Plongée progressive dans le monde du porno
Il va être difficile de ne pas confondre Stephen Elliott, écrivain américain dont c'est ici le premier film, et Stephan Elliott, réalisateur australien de « Priscilla folle du désert », déjà connu sur la scène mondiale. Avec « Cherry », nous voici propulsés dans le monde du porno, en plein San Francisco, au travers du portrait d'une jeune femme ayant accepté un beau jour, presque par hasard, les 300 dollars qu'on lui proposait pour une séance photos. Pudique, presque douce, la caméra de Stephen Elliott montre sans jamais étaler, elle évoque, élude, capte simplement l'essence de ce qui fait l'activité de cette Cherry.
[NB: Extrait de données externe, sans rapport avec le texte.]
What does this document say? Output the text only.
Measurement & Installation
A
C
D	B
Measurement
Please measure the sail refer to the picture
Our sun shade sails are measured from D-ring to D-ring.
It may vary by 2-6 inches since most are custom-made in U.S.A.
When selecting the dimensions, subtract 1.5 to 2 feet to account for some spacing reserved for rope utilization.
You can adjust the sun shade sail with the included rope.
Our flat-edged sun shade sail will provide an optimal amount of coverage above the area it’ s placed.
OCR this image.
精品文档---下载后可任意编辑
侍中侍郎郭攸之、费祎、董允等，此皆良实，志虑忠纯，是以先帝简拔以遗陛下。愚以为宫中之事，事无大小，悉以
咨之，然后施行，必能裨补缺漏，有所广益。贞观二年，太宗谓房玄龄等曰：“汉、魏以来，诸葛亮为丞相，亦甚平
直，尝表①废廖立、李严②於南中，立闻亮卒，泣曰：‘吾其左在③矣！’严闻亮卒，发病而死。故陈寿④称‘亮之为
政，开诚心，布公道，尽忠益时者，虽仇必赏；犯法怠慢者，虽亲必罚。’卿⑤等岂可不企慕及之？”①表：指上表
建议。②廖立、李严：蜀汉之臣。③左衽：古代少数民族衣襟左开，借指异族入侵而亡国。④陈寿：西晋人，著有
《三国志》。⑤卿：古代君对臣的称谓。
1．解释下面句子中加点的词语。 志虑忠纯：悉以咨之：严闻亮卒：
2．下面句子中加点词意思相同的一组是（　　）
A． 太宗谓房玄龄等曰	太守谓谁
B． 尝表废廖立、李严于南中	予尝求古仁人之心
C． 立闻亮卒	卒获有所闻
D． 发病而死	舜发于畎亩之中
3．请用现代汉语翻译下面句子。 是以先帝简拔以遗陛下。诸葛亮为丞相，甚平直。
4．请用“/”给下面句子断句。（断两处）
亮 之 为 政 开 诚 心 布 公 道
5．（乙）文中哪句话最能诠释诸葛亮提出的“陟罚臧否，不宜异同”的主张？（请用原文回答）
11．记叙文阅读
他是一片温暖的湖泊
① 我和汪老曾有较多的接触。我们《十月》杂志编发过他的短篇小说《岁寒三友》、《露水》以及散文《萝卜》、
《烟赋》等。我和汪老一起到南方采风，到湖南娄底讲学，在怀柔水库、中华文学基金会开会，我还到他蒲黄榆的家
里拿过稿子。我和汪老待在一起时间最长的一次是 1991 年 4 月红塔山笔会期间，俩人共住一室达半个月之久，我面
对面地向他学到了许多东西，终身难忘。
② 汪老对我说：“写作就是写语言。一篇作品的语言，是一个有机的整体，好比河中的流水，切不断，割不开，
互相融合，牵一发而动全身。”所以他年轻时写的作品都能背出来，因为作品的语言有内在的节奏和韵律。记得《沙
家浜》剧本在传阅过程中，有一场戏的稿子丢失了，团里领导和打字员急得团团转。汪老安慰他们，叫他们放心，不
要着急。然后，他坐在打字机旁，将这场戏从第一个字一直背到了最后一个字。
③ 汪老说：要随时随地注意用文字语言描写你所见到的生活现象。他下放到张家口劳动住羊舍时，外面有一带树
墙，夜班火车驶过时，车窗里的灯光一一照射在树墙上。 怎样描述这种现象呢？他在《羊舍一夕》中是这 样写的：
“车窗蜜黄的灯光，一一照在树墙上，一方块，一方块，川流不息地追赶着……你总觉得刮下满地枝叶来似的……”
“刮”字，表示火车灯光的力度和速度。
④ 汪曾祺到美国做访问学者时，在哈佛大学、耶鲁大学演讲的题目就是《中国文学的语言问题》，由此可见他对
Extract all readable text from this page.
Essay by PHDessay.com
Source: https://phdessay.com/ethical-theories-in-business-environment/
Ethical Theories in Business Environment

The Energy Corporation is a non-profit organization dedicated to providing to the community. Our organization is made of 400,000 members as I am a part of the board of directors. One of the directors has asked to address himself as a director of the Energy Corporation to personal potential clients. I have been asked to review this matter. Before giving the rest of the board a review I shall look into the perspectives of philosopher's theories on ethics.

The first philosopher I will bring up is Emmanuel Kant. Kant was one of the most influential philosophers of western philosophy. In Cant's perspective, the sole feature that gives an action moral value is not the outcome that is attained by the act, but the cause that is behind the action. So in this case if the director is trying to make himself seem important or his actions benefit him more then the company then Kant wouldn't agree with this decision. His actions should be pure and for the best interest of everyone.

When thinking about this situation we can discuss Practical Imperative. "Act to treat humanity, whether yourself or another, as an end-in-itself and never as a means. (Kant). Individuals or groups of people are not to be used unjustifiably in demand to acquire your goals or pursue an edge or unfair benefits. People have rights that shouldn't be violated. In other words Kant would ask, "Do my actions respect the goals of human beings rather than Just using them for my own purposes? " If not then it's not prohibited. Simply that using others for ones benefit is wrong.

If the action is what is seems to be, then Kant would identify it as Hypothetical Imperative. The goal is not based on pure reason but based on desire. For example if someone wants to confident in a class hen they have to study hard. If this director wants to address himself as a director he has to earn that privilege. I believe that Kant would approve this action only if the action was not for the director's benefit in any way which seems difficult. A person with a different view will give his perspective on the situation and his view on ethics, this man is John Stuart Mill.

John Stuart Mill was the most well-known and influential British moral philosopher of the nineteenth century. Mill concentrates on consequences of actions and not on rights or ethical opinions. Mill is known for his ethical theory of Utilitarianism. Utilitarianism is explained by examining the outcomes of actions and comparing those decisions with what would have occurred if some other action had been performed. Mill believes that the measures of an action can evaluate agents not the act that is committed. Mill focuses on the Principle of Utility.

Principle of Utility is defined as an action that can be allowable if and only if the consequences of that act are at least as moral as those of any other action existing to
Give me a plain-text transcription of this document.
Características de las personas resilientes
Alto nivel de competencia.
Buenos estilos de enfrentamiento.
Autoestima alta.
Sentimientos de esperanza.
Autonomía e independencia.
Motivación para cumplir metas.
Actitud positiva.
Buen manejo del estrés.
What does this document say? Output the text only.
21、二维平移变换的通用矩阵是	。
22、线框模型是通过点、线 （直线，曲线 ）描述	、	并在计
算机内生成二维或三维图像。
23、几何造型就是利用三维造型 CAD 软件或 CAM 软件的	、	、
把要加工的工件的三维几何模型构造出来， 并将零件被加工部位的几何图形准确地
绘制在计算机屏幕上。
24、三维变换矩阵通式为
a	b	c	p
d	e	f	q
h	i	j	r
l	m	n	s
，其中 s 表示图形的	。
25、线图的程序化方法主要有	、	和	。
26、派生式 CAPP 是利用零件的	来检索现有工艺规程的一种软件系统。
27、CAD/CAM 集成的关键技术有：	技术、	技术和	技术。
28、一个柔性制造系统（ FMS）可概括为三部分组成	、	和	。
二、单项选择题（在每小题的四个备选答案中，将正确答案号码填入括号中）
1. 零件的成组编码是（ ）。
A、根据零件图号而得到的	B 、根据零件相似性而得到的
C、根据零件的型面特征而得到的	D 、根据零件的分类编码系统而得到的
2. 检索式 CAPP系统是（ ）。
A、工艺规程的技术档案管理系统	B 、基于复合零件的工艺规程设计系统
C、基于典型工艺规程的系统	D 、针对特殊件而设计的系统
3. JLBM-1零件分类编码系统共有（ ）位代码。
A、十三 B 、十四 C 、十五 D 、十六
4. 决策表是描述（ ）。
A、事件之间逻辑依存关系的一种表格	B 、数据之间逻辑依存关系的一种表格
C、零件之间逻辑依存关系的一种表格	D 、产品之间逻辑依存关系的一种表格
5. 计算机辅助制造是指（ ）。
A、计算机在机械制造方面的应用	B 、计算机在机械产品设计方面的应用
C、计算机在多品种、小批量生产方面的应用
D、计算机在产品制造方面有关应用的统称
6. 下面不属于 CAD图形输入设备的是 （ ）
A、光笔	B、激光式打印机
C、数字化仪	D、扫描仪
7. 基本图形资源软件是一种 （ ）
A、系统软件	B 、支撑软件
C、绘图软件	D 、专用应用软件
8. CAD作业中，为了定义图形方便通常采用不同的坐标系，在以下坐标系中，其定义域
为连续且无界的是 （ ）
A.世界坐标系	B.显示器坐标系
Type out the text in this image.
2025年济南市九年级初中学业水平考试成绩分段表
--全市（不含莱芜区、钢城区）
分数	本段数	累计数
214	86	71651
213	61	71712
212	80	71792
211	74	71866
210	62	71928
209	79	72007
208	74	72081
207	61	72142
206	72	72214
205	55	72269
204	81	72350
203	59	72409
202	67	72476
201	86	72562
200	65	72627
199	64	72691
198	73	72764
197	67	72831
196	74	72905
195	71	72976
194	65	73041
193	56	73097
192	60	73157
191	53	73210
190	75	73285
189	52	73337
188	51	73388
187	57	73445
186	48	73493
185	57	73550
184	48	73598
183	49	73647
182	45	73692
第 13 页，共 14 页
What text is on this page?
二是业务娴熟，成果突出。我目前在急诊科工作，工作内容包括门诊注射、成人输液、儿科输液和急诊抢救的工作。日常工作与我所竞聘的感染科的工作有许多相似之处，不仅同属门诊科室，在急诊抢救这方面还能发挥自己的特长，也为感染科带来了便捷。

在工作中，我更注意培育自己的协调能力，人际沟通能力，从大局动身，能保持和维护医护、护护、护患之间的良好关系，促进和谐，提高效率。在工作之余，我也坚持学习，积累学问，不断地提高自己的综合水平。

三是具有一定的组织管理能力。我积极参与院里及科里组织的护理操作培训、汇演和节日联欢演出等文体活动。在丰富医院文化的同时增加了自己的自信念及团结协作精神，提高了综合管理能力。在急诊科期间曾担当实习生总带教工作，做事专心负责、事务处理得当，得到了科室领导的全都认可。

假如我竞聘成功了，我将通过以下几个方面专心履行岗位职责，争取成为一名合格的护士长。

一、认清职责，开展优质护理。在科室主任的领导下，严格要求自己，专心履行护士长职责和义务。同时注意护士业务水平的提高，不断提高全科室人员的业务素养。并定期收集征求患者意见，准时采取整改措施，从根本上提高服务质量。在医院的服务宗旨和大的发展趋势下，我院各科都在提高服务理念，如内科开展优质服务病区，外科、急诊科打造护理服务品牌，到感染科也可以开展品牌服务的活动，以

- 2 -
Du coup, exit le glauque, l'engrenage n'en semble pas vraiment un, la belle ne vivant pas tout cela comme une descente aux enfers, mais comme un ensemble de choix de carrière, qui la mèneront à faire finalement partie de la « logistique », de la production, lorsque l'âge et la lassitude des spectateurs l'exigeront. Loin de tout jugement, le scénario se contente justement d'épingler ceux de ses proches, qui finalement font plus le malheur du personnage principal que le métier lui-même.
Compétition
Rebelle
de Kim Nguyen avec Rachel Mwanza, Alain Bastien, Serge Kanyinda, Ralph Prosper, Mizinga Mwinga...
Sacrifices
Chapitré selon les âges de son personnage principal, « Rebelle » est un énième film qui traite des enfants soldats. À 12 ans, les rebelles du Great Tiger débarquent dans un village au bord de l'eau et obligent l'héroïne à tuer elle-même ses parents. À 13 ans, elle doit combattre et tente de s'extirper de la bande, par le biais de son idylle avec un jeune albinos. À 14 ans, récupérée et engrossée, elle trouvera d'autres moyens pour se rebeller une nouvelle fois...
Si la scène d'ouverture, filmée caméra à l'épaule, est plutôt efficace, nous plongeant au cœur des sévices aveugles de la bande armée, la suite s'enlise dans une série d'entraînements et de combats, déjà-vus, qui n'apportent rien de bien nouveau. Seule l'échappée romantico-amoureuse entre celle qui est devenue une sorcière (elle peut voir où se trouve l'ennemi, grâce aux âmes qu'elle croise en forêt) et le jeune albinos qui est forcément considéré comme un magicien, amène un peu de grâce dans le monde sordide qui nous est décrit avec minutie. Rachel Mwanza a obtenu le prix d'interprétation féminine pour ce rôle, certes impliqué, mais qui s'inscrit dans un scénario dont la dureté n'a cependant plus rien d'original.